The $2.5 Billion Bribe

Oregon's Supreme Court says light-rail politics drove plans for a new I-5 bridge.

The Oregon Supreme Court has succeeded in doing what scores of public meetings, thousands of pages of reports, and endless public relations spin could not: Give us the original rationale behind the proposed $3.5 billion Columbia River Crossing.

The answer, according to the court: The massive Interstate 5 bridge and freeway project is a "political necessity" to persuade Clark County residents to accept something they previously didn't want—a MAX light-rail line from Portland to Vancouver. (To read the Feb. 16, 2012 Oregon Supreme Court decision regarding the Columbia River Crossing Project, click here (PDF, 18 pages))
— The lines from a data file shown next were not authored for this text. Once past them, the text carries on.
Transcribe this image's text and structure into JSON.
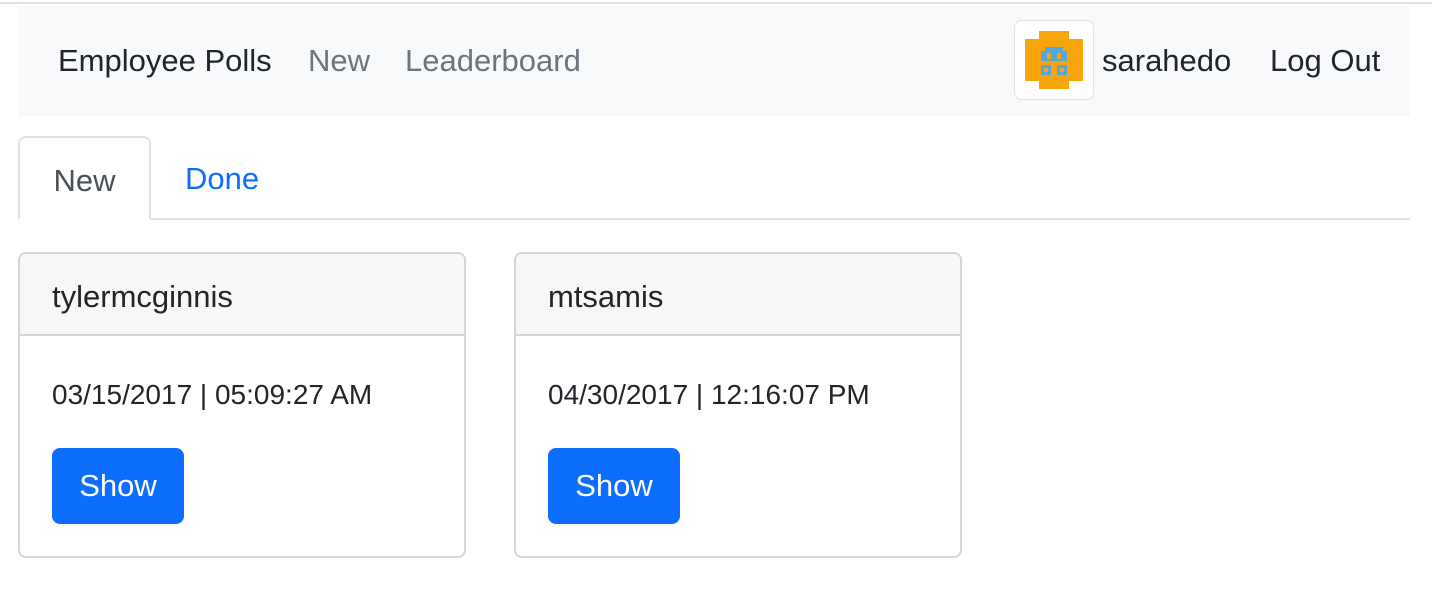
{
  "navbar": {
    "brand": "Employee Polls",
    "links": [
      "New",
      "Leaderboard"
    ],
    "user": {
      "avatar_icon": "pixel-avatar-icon",
      "name": "sarahedo"
    },
    "logout_label": "Log Out"
  },
  "tabs": [
    {
      "label": "New",
      "active": true
    },
    {
      "label": "Done",
      "active": false
    }
  ],
  "polls": [
    {
      "author": "tylermcginnis",
      "timestamp": "03/15/2017 | 05:09:27 AM",
      "button_label": "Show"
    },
    {
      "author": "mtsamis",
      "timestamp": "04/30/2017 | 12:16:07 PM",
      "button_label": "Show"
    }
  ],
  "colors": {
    "accent": "#0d6efd",
    "navbar_bg": "#f8f9fa",
    "avatar_orange": "#f7a50d",
    "avatar_blue": "#5aa5d8"
  }
}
Project opponents filed a legal challenge to the way Metro, the regional planning agency, granted sweeping land-use approval to the project. The Oregon Supreme Court sided mostly with Metro.

But Chief Justice Paul De Muniz, writing for the majority, highlighted an inconvenient set of facts for CRC backers.

He wrote in the Feb. 16 opinion that most of the project—namely the 10-lane freeway bridge and new interchanges—was put forward to get Clark County to agree to the light-rail line.

De Muniz cited statements that Metro made in the land-use process and Metro's lawyer repeated before his court. 

"It was politically impossible for the light rail project to proceed without also building new interstate bridges across the Columbia River,” De Muniz wrote. 

"Or as Metro later summarized it: 'There is no light rail without the freeway bridge[s] being replaced.'"

Backers have cited traffic and safety issues as the top reasons to build the CRC. But the court ruling means those and other justifications were created after officials decided to give a sop to Clark County, now worth $2.5 billion.

Metro had used a law originally intended to site light-rail lines to justify the project. (Only 27 percent of the project's cost—or about $950 million—will go to building the light-rail portion of the CRC.) Metro won every legal challenge, including at the state Supreme Court.

De Muniz highlighted Metro's land-use decision. In it, the regional agency explains the freeway bridge and associated improvements were necessary to get the light-rail line built after Clark County voters in 1995 overwhelmingly rejected funding for a new light-rail line. 

Supporters of the bridge project acknowledged the new freeway bridge and $1 billion in interchanges were necessary to sway Clark County to go for the deal.

"To get light rail built, we need to have some highway improvements associated with it," Mark Greenfield, an attorney for Metro and TriMet, told the Supreme Court in December.

Mike Lilly, a lawyer for Plaid Pantry, a losing petitioner in the Supreme Court case, says the ruling exposes an expensive truth about the CRC.

"We are stuck paying for a huge highway bridge and interchanges as an inducement to get Vancouver to accept light rail,” he says. 

CRC spokeswoman Anne Pressentin says the courts have established that Metro followed the law properly when it granted the CRC's land-use approvals.

Pressentin also says how the new freeway bridge and interchanges got on the drawing board in the first place no longer matters—the CRC project has proven the region needs both the freeway improvements and light rail.

"There are a lot of things that happened along the way," she says. "There's no inconsistency here."